# For any positive integer $n$, prove that $\tau(n)\leq 2\sqrt{n}.$

Problem: For any positive integer $n$, prove that $\tau(n)\leq 2\sqrt{n}.$

My Attempt: For every divisor $d_1<d_2...<d_k$ less than $\sqrt{n}$ we have divisors $n/d_1,n/d_2......n/d_k$. Thus $\tau(n)\leq 2k.$ How do we show that $k\leq \sqrt{n}$?

Note: Please do not mark this question as a duplicate. I have read other answers to this question and most of them provide hints or unjustified assertions such as the number of divisors less that $\sqrt{n}$ are less than $\sqrt{n}$ itself. I specifically want to know why is $k\leq \sqrt{n}$ true in order to complete the proof.

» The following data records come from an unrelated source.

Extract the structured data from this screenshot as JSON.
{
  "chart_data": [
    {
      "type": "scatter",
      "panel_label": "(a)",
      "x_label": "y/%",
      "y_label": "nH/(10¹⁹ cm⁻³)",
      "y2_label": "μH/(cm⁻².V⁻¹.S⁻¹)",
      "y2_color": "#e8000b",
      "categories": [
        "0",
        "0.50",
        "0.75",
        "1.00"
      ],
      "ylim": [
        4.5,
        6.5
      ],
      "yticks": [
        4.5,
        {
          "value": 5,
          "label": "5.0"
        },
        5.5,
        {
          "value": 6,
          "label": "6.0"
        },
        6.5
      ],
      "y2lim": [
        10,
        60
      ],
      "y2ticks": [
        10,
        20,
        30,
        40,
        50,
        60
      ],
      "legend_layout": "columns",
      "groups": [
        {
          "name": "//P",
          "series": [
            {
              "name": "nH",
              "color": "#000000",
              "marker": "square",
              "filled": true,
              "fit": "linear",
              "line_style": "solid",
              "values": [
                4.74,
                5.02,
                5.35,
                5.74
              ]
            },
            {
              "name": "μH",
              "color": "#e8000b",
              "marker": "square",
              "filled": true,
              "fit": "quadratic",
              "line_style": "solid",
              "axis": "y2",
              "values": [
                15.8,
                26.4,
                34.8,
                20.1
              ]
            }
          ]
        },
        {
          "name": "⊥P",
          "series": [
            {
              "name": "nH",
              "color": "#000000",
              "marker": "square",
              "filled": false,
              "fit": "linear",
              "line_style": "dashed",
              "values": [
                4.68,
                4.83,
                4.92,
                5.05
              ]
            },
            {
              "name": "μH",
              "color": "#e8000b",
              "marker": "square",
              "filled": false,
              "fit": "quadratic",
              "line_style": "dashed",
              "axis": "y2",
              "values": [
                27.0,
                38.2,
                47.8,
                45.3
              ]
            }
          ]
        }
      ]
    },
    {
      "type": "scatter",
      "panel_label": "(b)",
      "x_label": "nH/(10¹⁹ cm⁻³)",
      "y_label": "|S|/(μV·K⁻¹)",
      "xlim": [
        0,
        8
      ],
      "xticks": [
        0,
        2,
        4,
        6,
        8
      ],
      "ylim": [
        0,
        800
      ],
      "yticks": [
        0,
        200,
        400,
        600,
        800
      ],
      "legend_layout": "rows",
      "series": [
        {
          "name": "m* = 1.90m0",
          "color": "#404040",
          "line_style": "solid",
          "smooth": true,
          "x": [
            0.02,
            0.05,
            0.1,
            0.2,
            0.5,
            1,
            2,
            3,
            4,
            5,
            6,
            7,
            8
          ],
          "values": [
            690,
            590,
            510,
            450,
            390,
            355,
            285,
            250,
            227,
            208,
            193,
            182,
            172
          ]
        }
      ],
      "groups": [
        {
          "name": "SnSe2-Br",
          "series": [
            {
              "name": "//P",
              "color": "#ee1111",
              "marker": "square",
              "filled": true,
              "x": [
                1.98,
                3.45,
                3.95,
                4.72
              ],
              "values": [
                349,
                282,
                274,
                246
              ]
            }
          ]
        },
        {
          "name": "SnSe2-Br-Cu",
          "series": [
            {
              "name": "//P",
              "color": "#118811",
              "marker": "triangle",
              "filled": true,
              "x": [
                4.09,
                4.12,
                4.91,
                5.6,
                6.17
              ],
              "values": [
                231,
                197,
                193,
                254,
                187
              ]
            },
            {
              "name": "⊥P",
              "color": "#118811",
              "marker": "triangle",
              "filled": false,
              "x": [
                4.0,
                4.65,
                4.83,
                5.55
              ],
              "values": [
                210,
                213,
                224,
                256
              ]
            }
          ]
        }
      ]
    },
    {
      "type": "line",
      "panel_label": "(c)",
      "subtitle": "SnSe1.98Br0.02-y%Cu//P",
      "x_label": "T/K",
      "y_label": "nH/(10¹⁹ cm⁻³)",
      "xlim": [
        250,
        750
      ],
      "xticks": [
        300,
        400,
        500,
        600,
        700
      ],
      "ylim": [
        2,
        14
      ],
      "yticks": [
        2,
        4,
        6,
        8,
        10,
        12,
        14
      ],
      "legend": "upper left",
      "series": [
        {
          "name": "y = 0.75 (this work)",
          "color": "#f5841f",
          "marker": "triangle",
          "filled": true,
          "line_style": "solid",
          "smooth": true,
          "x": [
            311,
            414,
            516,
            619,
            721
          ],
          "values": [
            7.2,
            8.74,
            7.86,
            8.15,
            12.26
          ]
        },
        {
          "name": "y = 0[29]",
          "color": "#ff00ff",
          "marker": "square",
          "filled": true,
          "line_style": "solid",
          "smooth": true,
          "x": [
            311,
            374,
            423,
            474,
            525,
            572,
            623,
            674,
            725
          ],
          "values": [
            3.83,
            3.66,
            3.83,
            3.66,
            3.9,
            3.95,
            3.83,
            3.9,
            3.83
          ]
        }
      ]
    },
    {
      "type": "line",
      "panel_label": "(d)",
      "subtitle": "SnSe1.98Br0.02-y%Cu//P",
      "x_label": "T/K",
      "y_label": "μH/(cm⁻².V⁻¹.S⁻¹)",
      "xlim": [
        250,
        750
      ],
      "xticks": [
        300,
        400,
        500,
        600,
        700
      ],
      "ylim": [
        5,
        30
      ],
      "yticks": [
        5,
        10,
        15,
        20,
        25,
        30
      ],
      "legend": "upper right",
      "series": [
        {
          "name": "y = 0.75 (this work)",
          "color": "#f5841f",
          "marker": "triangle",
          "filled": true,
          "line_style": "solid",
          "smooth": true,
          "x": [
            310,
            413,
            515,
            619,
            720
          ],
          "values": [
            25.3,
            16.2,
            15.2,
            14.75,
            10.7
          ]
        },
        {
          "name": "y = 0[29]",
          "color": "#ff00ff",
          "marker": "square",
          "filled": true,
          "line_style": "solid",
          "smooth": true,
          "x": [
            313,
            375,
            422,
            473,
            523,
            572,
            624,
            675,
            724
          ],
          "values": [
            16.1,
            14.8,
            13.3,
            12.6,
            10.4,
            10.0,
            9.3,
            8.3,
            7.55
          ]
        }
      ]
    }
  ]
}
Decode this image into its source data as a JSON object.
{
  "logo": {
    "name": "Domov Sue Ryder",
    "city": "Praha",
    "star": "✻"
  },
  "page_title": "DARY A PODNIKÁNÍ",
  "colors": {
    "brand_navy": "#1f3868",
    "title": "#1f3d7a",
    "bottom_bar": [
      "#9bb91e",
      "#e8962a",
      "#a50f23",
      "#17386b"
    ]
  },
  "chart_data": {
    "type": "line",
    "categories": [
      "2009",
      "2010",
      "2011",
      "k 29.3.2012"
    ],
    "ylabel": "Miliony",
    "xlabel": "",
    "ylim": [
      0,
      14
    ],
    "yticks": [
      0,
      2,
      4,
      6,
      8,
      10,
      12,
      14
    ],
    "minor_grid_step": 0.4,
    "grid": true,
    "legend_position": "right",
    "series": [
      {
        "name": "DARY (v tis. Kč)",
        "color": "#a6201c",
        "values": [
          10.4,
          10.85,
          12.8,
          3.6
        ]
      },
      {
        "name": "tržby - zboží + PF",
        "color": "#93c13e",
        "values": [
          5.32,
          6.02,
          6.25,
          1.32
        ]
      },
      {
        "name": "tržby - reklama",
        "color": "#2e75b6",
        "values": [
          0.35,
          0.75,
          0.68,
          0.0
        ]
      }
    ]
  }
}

• What is $\tau(n)$? The number of divisor of $n$? – Arthur Nov 10 '16 at 9:03
• @Arthur Yes. $\tau(n)$ is the number of positive divisors of $n$. – nls Nov 10 '16 at 9:23

Well, your proof is almost complete. Notice that each of the $d_i$ is less than $\sqrt{n}$ and they are different. There could be no more than $\sqrt{n}$ positive integers less than $\sqrt{n}$. So $k\leq\sqrt{n}$.